On Thursday’s trading session, Relmada Therapeutics Inc (OTCMKTS:RLMD) went from declining to crashing. The stock price plunged more than 12% to a close at $2.70 per share. The volume cooled off a bit, down to 333,213 shares traded. The company is clinical-stage Pharma entity working on innovative forms of currently available treatment, focusing mainly on pain medications.
The product pipeline
Relmada has several products in the pipeline and are in various phases of testing, with the most advanced product in Phase 2. In its last financial report, the company reported $31.4 million in cash and $4.3 million as the loss from operations. The financial indicate that the company has ample liquidity to support its ongoing research and development plans. Relmada is the outcome of publicly traded Camp Nine, Inc. that executed a reverse merger with the company. Following a name as well as ticker change, the surviving company is now known as Relmada, trading under symbol RLMD.

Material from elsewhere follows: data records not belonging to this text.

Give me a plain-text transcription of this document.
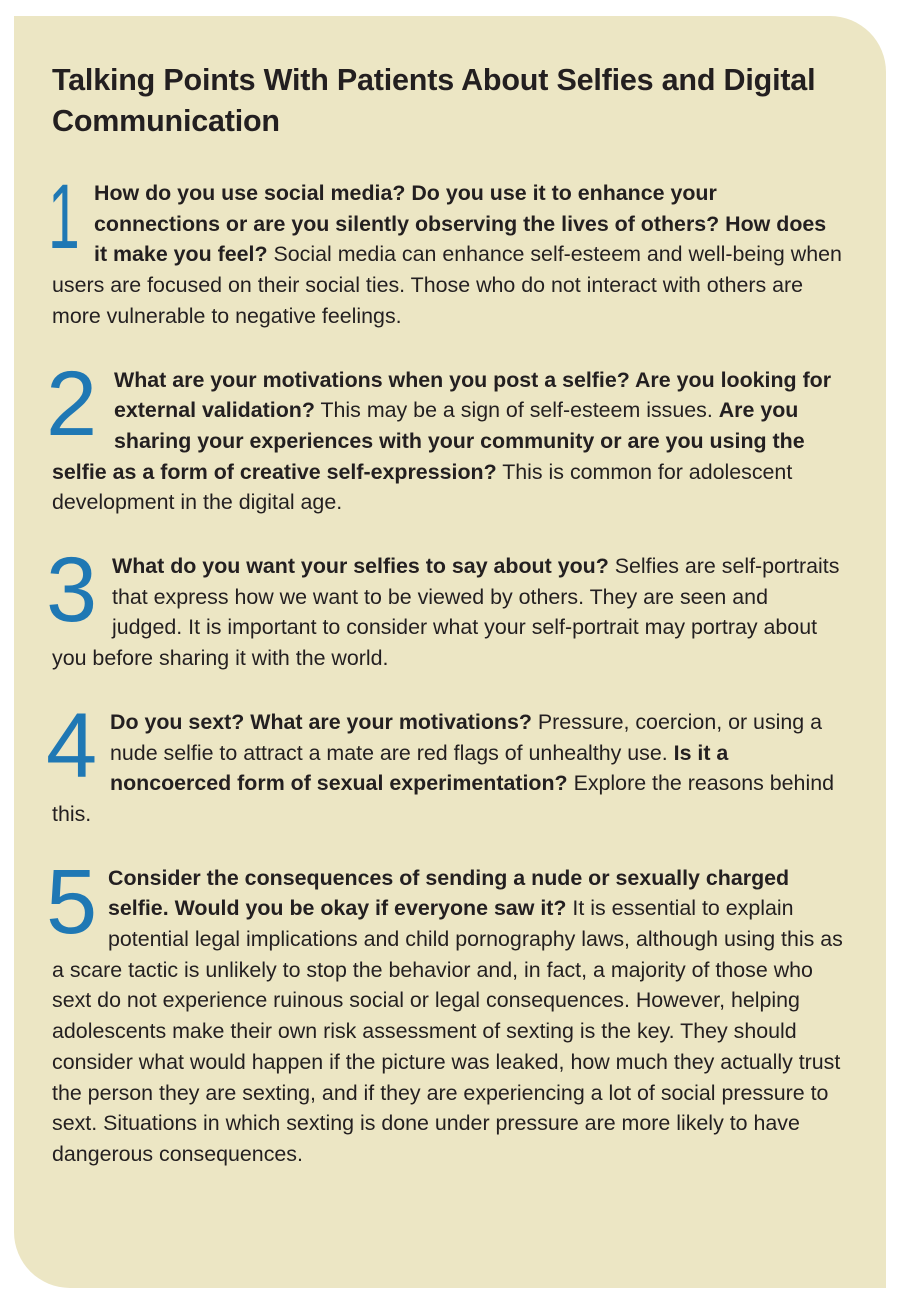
Talking Points With Patients About Selfies and Digital Communication
1 How do you use social media? Do you use it to enhance your connections or are you silently observing the lives of others? How does it make you feel? Social media can enhance self-esteem and well-being when users are focused on their social ties. Those who do not interact with others are more vulnerable to negative feelings.
2 What are your motivations when you post a selfie? Are you looking for external validation? This may be a sign of self-esteem issues. Are you sharing your experiences with your community or are you using the selfie as a form of creative self-expression? This is common for adolescent development in the digital age.
3 What do you want your selfies to say about you? Selfies are self-portraits that express how we want to be viewed by others. They are seen and judged. It is important to consider what your self-portrait may portray about you before sharing it with the world.
4 Do you sext? What are your motivations? Pressure, coercion, or using a nude selfie to attract a mate are red flags of unhealthy use. Is it a noncoerced form of sexual experimentation? Explore the reasons behind this.
5 Consider the consequences of sending a nude or sexually charged selfie. Would you be okay if everyone saw it? It is essential to explain potential legal implications and child pornography laws, although using this as a scare tactic is unlikely to stop the behavior and, in fact, a majority of those who sext do not experience ruinous social or legal consequences. However, helping adolescents make their own risk assessment of sexting is the key. They should consider what would happen if the picture was leaked, how much they actually trust the person they are sexting, and if they are experiencing a lot of social pressure to sext. Situations in which sexting is done under pressure are more likely to have dangerous consequences.
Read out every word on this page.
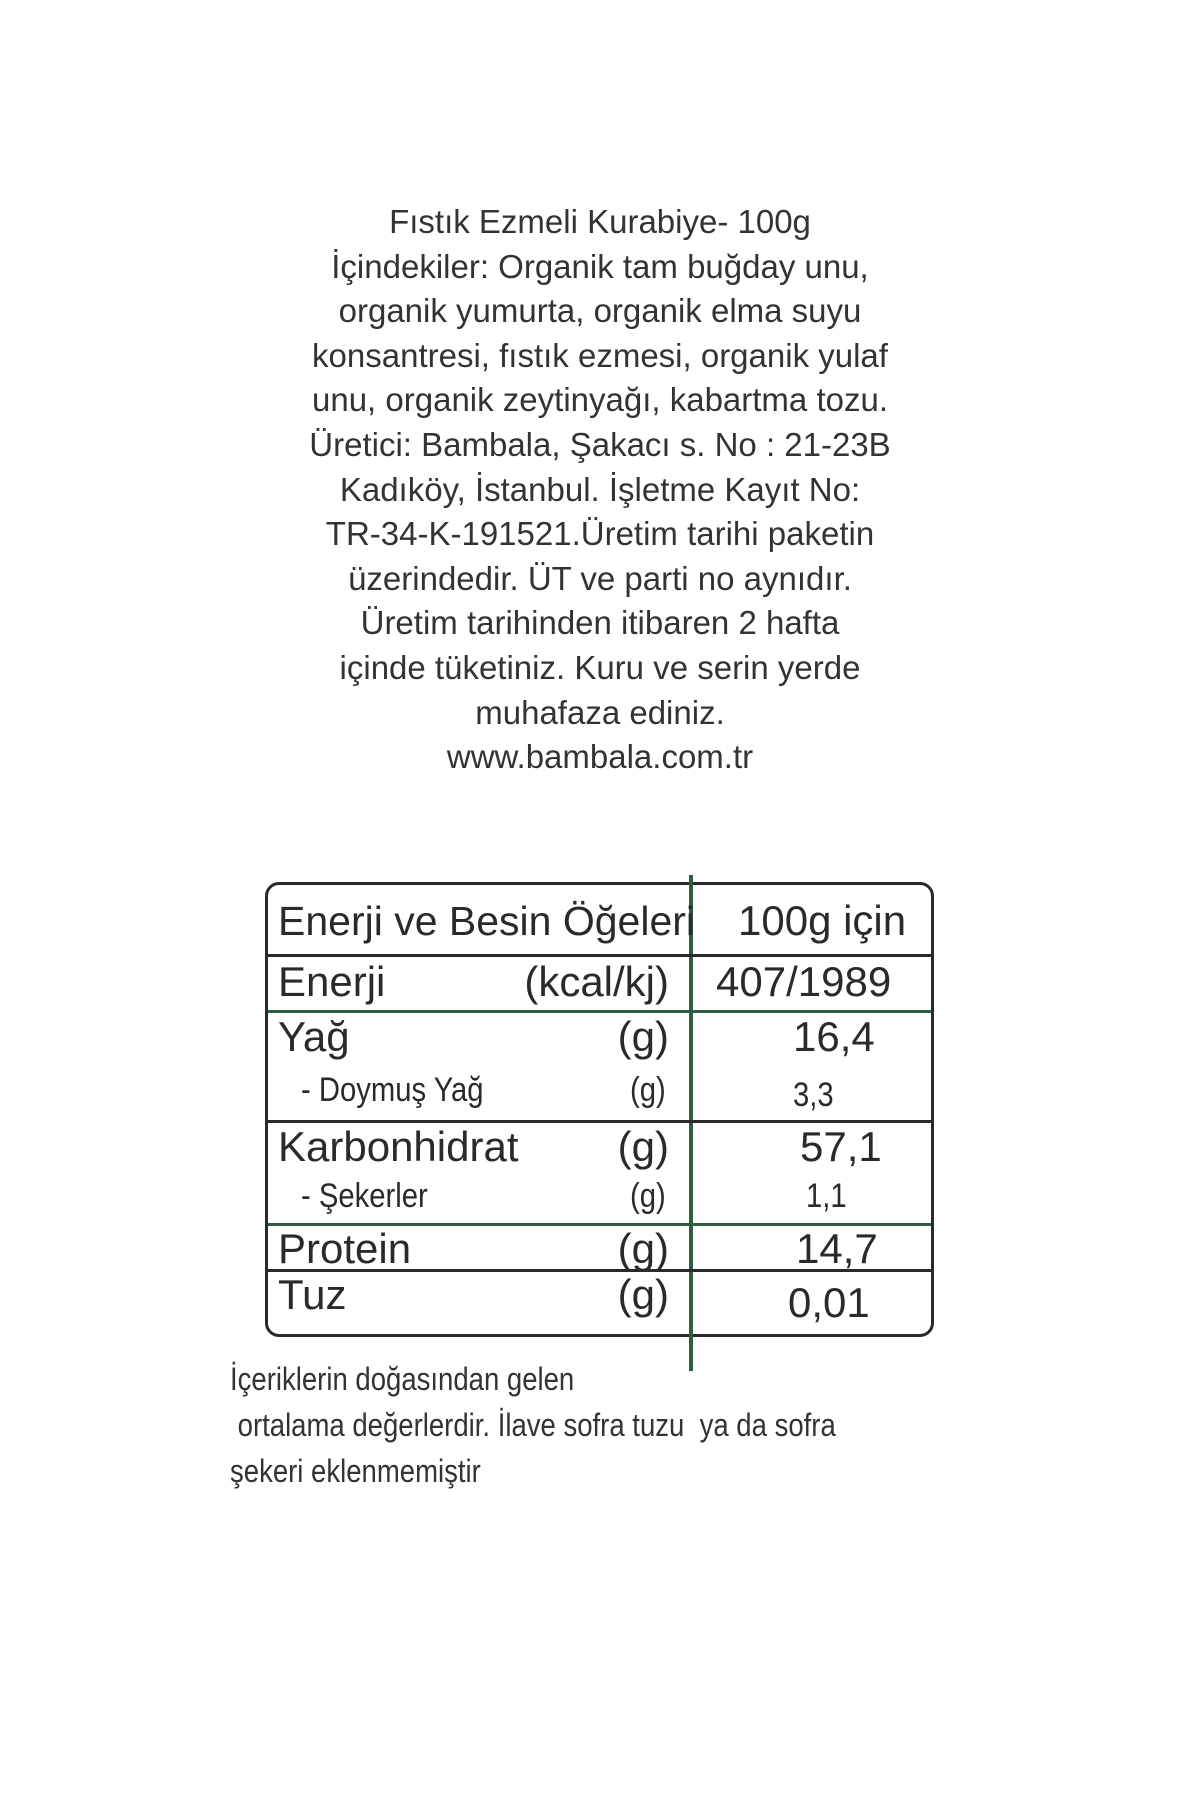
Fıstık Ezmeli Kurabiye- 100g
İçindekiler: Organik tam buğday unu,
organik yumurta, organik elma suyu
konsantresi, fıstık ezmesi, organik yulaf
unu, organik zeytinyağı, kabartma tozu.
Üretici: Bambala, Şakacı s. No : 21-23B
Kadıköy, İstanbul. İşletme Kayıt No:
TR-34-K-191521.Üretim tarihi paketin
üzerindedir. ÜT ve parti no aynıdır.
Üretim tarihinden itibaren 2 hafta
içinde tüketiniz. Kuru ve serin yerde
muhafaza ediniz.
www.bambala.com.tr
Enerji ve Besin Öğeleri 100g için
Enerji	(kcal/kj) 407/1989
Yağ	(g)	16,4
- Doymuş Yağ	(g)	3,3
Karbonhidrat (g)	57,1
- Şekerler	(g)	1,1
Protein	(g)	14,7
Tuz	(g)	0,01
İçeriklerin doğasından gelen
ortalama değerlerdir. İlave sofra tuzu  ya da sofra
şekeri eklenmemiştir
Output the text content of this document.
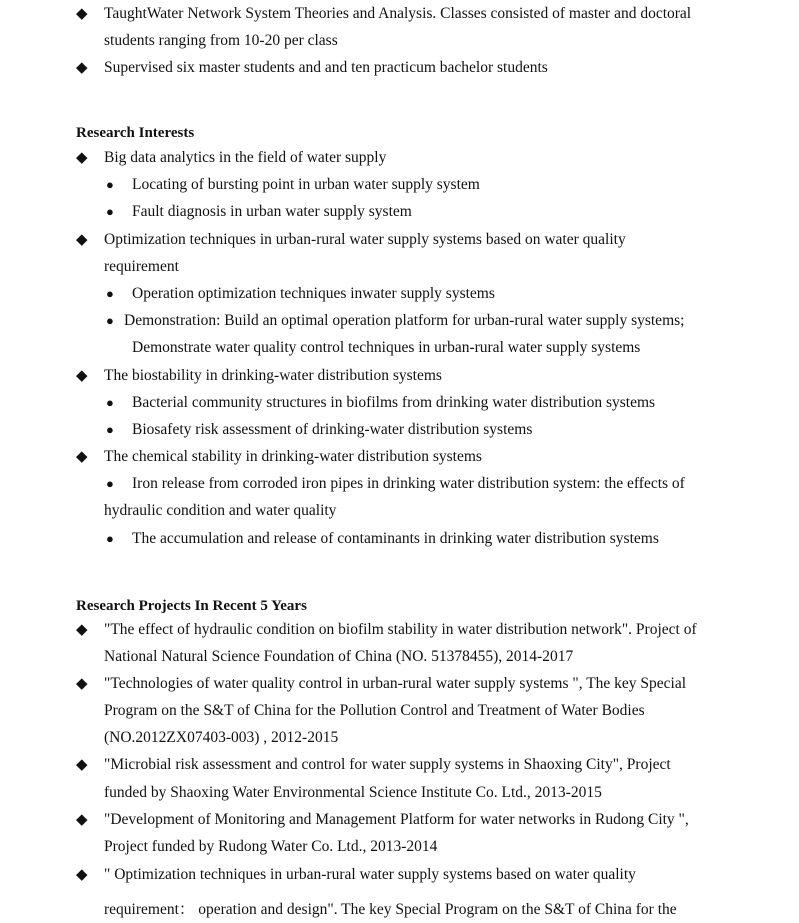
◆ TaughtWater Network System Theories and Analysis. Classes consisted of master and doctoral
students ranging from 10-20 per class
◆ Supervised six master students and and ten practicum bachelor students
Research Interests
◆ Big data analytics in the field of water supply
● Locating of bursting point in urban water supply system
● Fault diagnosis in urban water supply system
◆ Optimization techniques in urban-rural water supply systems based on water quality
requirement
● Operation optimization techniques inwater supply systems
● Demonstration: Build an optimal operation platform for urban-rural water supply systems;
Demonstrate water quality control techniques in urban-rural water supply systems
◆ The biostability in drinking-water distribution systems
● Bacterial community structures in biofilms from drinking water distribution systems
● Biosafety risk assessment of drinking-water distribution systems
◆ The chemical stability in drinking-water distribution systems
● Iron release from corroded iron pipes in drinking water distribution system: the effects of
hydraulic condition and water quality
● The accumulation and release of contaminants in drinking water distribution systems
Research Projects In Recent 5 Years
◆ "The effect of hydraulic condition on biofilm stability in water distribution network". Project of
National Natural Science Foundation of China (NO. 51378455), 2014-2017
◆ "Technologies of water quality control in urban-rural water supply systems ", The key Special
Program on the S&T of China for the Pollution Control and Treatment of Water Bodies
(NO.2012ZX07403-003) , 2012-2015
◆ "Microbial risk assessment and control for water supply systems in Shaoxing City", Project
funded by Shaoxing Water Environmental Science Institute Co. Ltd., 2013-2015
◆ "Development of Monitoring and Management Platform for water networks in Rudong City ",
Project funded by Rudong Water Co. Ltd., 2013-2014
◆ " Optimization techniques in urban-rural water supply systems based on water quality
requirement： operation and design". The key Special Program on the S&T of China for the
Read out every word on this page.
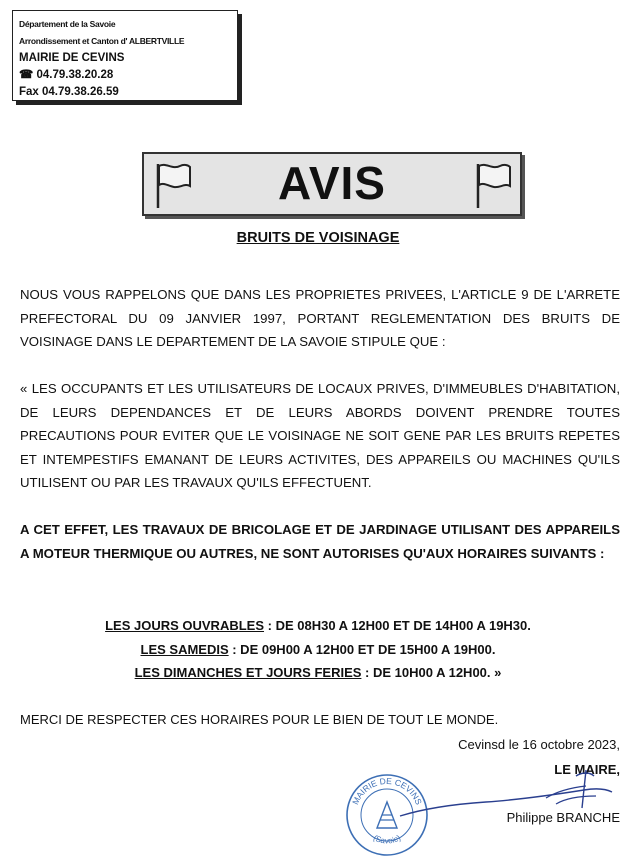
Département de la Savoie
Arrondissement et Canton d' ALBERTVILLE
MAIRIE DE CEVINS
☎ 04.79.38.20.28
Fax 04.79.38.26.59
AVIS
BRUITS DE VOISINAGE
NOUS VOUS RAPPELONS QUE DANS LES PROPRIETES PRIVEES, L'ARTICLE 9 DE L'ARRETE PREFECTORAL DU 09 JANVIER 1997, PORTANT REGLEMENTATION DES BRUITS DE VOISINAGE DANS LE DEPARTEMENT DE LA SAVOIE STIPULE QUE :
« LES OCCUPANTS ET LES UTILISATEURS DE LOCAUX PRIVES, D'IMMEUBLES D'HABITATION, DE LEURS DEPENDANCES ET DE LEURS ABORDS DOIVENT PRENDRE TOUTES PRECAUTIONS POUR EVITER QUE LE VOISINAGE NE SOIT GENE PAR LES BRUITS REPETES ET INTEMPESTIFS EMANANT DE LEURS ACTIVITES, DES APPAREILS OU MACHINES QU'ILS UTILISENT OU PAR LES TRAVAUX QU'ILS EFFECTUENT.
A CET EFFET, LES TRAVAUX DE BRICOLAGE ET DE JARDINAGE UTILISANT DES APPAREILS A MOTEUR THERMIQUE OU AUTRES, NE SONT AUTORISES QU'AUX HORAIRES SUIVANTS :
LES JOURS OUVRABLES : DE 08H30 A 12H00 ET DE 14H00 A 19H30.
LES SAMEDIS : DE 09H00 A 12H00 ET DE 15H00 A 19H00.
LES DIMANCHES ET JOURS FERIES : DE 10H00 A 12H00. »
MERCI DE RESPECTER CES HORAIRES POUR LE BIEN DE TOUT LE MONDE.
Cevinsd le 16 octobre 2023,
LE MAIRE,
MAIRIE DE CEVINS
(Savoie)
Philippe BRANCHE
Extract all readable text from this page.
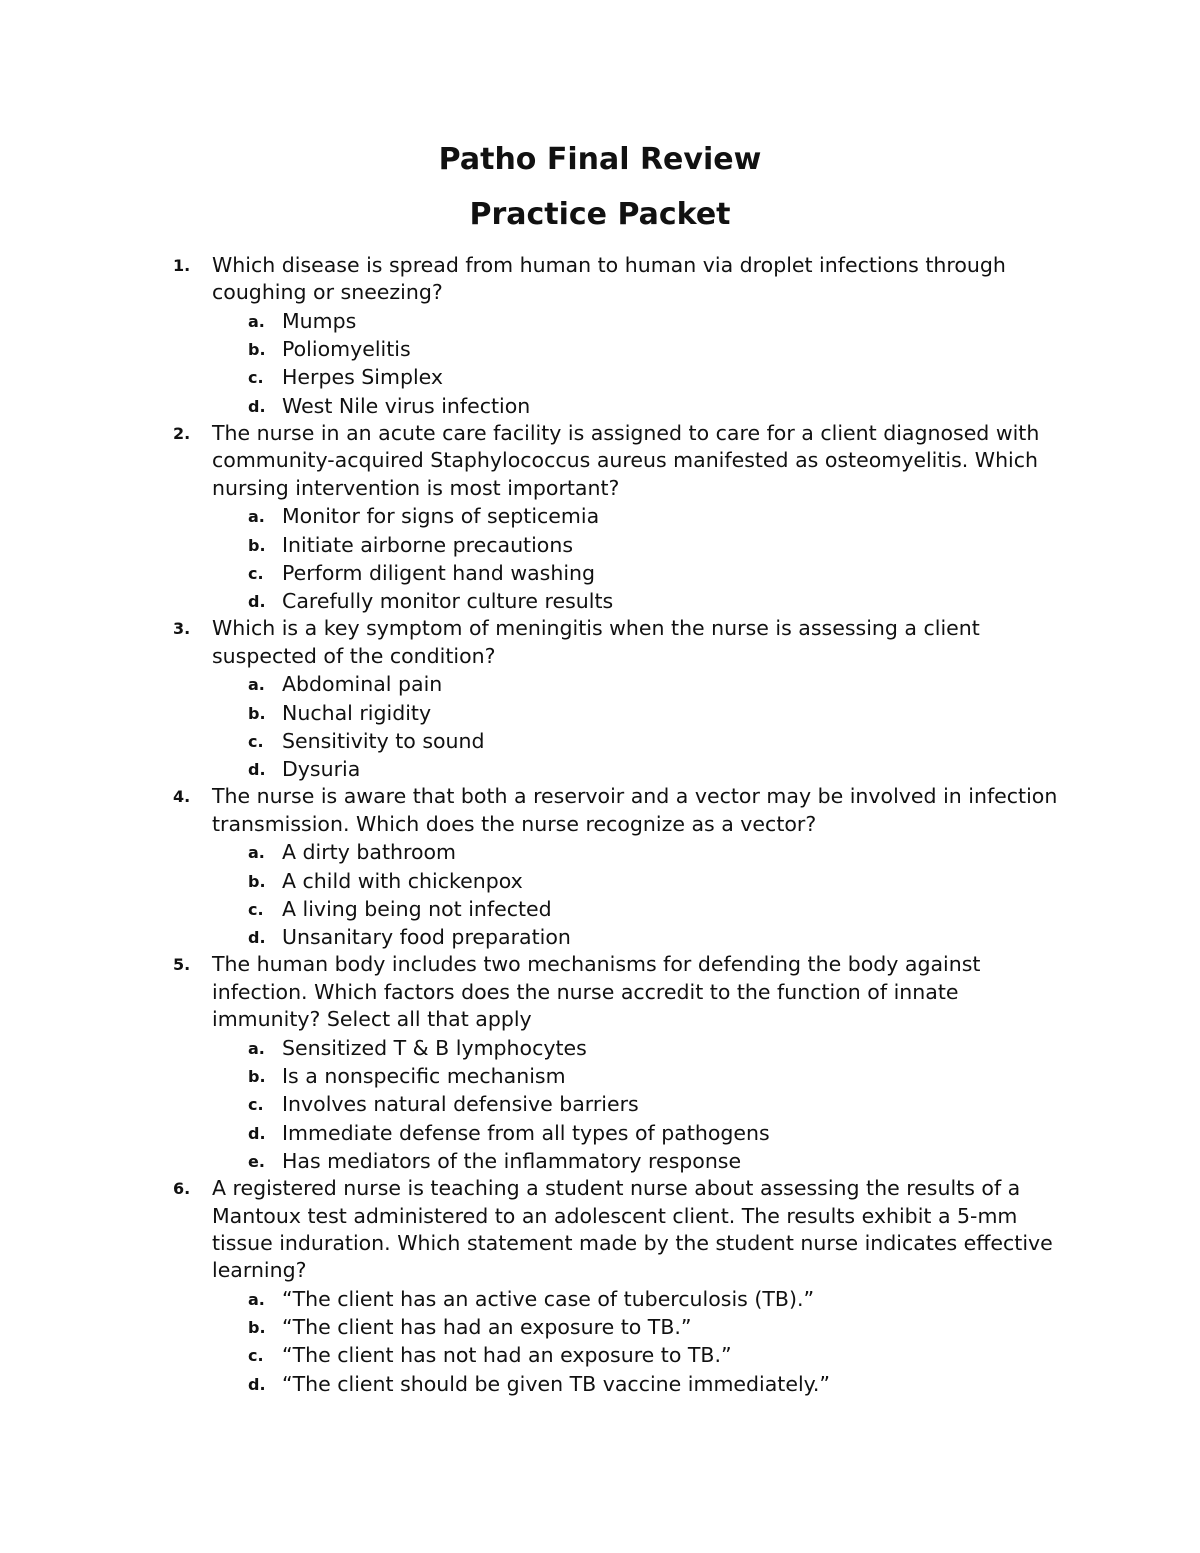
Patho Final Review
Practice Packet
1. Which disease is spread from human to human via droplet infections through coughing or sneezing?
a. Mumps
b. Poliomyelitis
c. Herpes Simplex
d. West Nile virus infection
2. The nurse in an acute care facility is assigned to care for a client diagnosed with community-acquired Staphylococcus aureus manifested as osteomyelitis. Which nursing intervention is most important?
a. Monitor for signs of septicemia
b. Initiate airborne precautions
c. Perform diligent hand washing
d. Carefully monitor culture results
3. Which is a key symptom of meningitis when the nurse is assessing a client suspected of the condition?
a. Abdominal pain
b. Nuchal rigidity
c. Sensitivity to sound
d. Dysuria
4. The nurse is aware that both a reservoir and a vector may be involved in infection transmission. Which does the nurse recognize as a vector?
a. A dirty bathroom
b. A child with chickenpox
c. A living being not infected
d. Unsanitary food preparation
5. The human body includes two mechanisms for defending the body against infection. Which factors does the nurse accredit to the function of innate immunity? Select all that apply
a. Sensitized T & B lymphocytes
b. Is a nonspecific mechanism
c. Involves natural defensive barriers
d. Immediate defense from all types of pathogens
e. Has mediators of the inflammatory response
6. A registered nurse is teaching a student nurse about assessing the results of a Mantoux test administered to an adolescent client. The results exhibit a 5-mm tissue induration. Which statement made by the student nurse indicates effective learning?
a. “The client has an active case of tuberculosis (TB).”
b. “The client has had an exposure to TB.”
c. “The client has not had an exposure to TB.”
d. “The client should be given TB vaccine immediately.”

Unfortunately, even though Relmada has trappings of normal OTC Pharma operations about it, its latest movement on the chart give grounds for concern. In last few trading sessions, RLMD stock price suddenly witnessed trading in high volumes far above its average volume, consistently reporting volume of more than 200,000 shares per day. In the past six months, Relmada Therapeutics Inc (OTCMKTS:RLMD) never once crossed even 100,000 shares in a single trading session.
The recent decline seems to be the pullback that a stock witness after a sharp jump in prices due to pump paper mailer. The surge in volume in last few trading sessions is due to the pump paper mailer which is in circulation. The mailer is formatted as a newspaper and the disclaimer at the bottom states that a firm named Gramercy Strategic Partners LLC paid $964,000 to advertise RLMD stock. The investors should take caution before considering any investment at this moment.